Strategi Besar di Balik Terbang Rendah
Mobilitas ketinggian rendah bukan sekadar proyek prestise bagi China. Ini adalah komponen kunci dalam jaringan transportasi generasi berikutnya yang dianggap mampu menyelesaikan masalah kemacetan perkotaan sekaligus mengurangi emisi karbon. Integrasi transportasi udara listrik ke dalam kehidupan sehari-hari menjadi bagian dari visi besar China menghubungkan wilayah perkotaan dan suburban dengan cara yang lebih cepat, bersih, dan efisien.
Yang patut dicatat, perkembangan ini terjadi saat perusahaan teknologi global juga berlomba menguasai pasar taksi terbang.
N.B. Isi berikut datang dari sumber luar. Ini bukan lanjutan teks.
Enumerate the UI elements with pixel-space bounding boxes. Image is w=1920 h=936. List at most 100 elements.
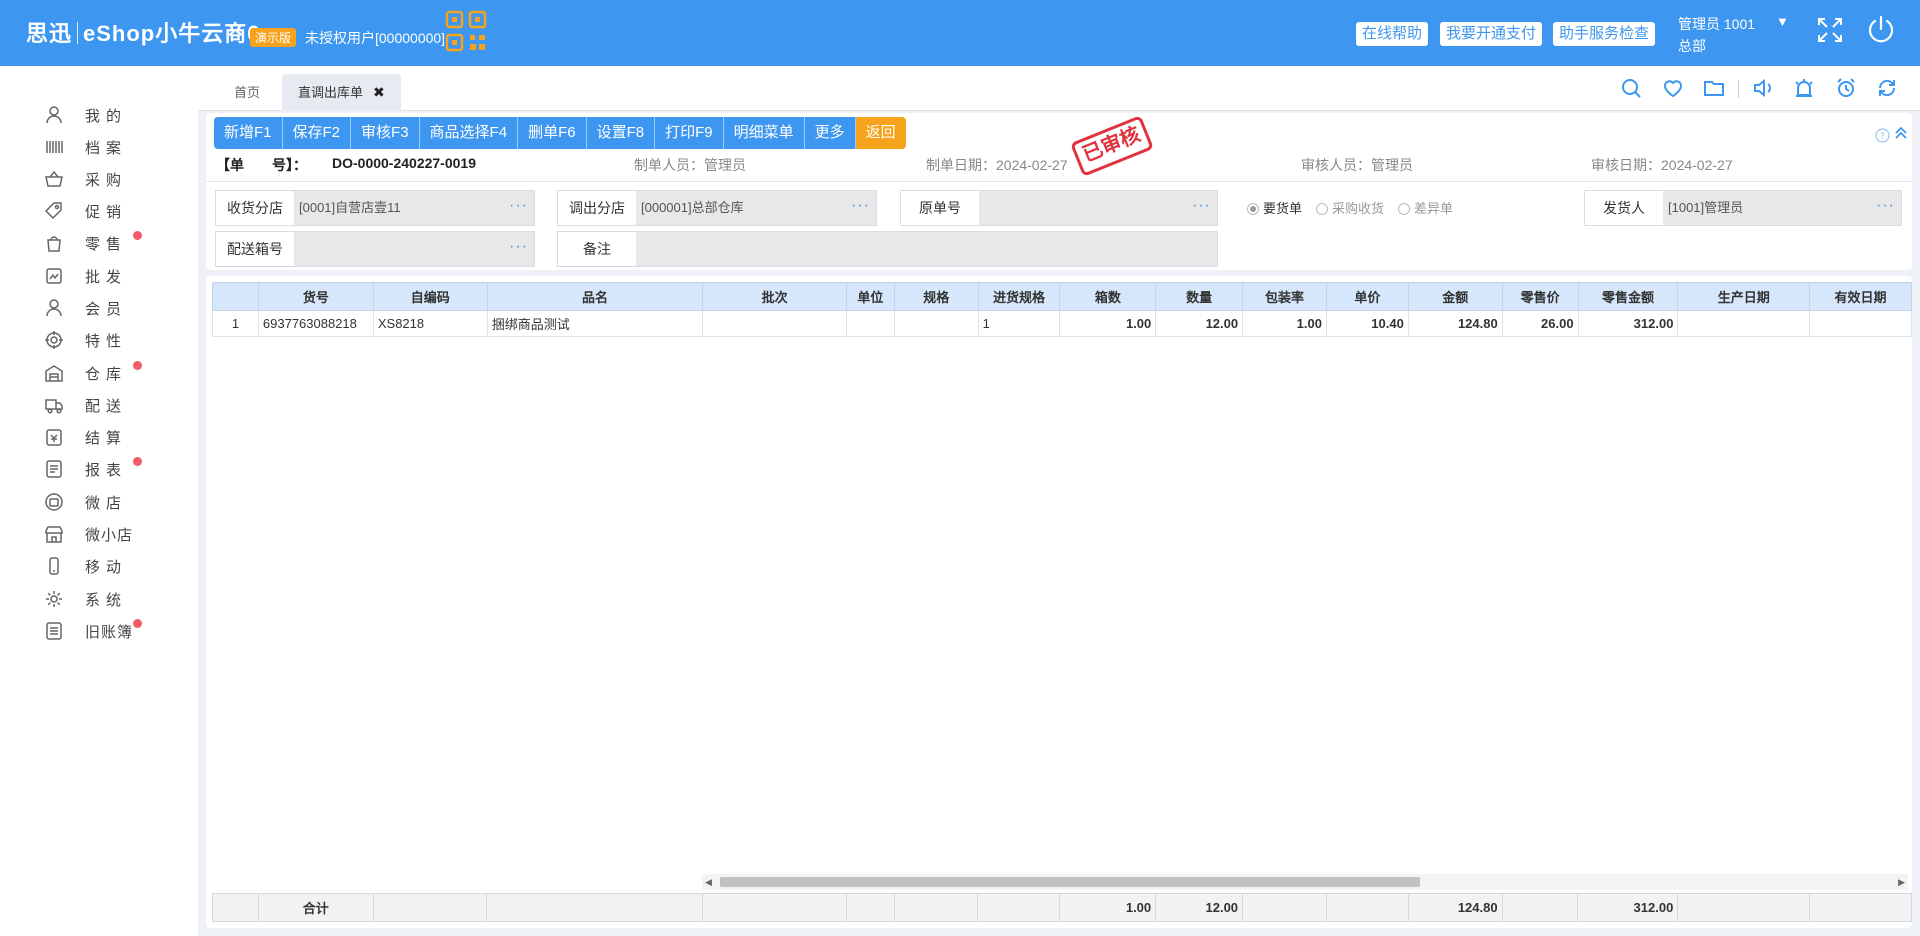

Setelah sukses di AS, taksi terbang Uber sudah mulai mengudara di Australia, menandakan persaingan yang semakin ketat di sektor mobilitas udara.
Pameran di CIIE 2025 ini bukan sekadar eksibisi teknologi, melainkan pernyataan tegas China tentang masa depan transportasi. Saat negara-negara lain masih berkutat dengan regulasi dan uji coba terbatas, China sudah mempresentasikan visi komprehensif yang siap diimplementasikan. Pertanyaannya sekarang: siapkah kita menyambut era dimana langit menjadi bagian dari perjalanan sehari-hari?
Dengan proyeksi tarif yang terjangkau dan teknologi yang semakin matang, mimpi terbang ke kantor atau mengunjungi kota tetangga dalam hitungan menit mungkin akan segera menjadi kenyataan. China telah meletakkan fondasi, dan sekarang tinggal menunggu bagaimana negara-negara lain, termasuk Indonesia, akan merespons revolusi transportasi yang satu ini.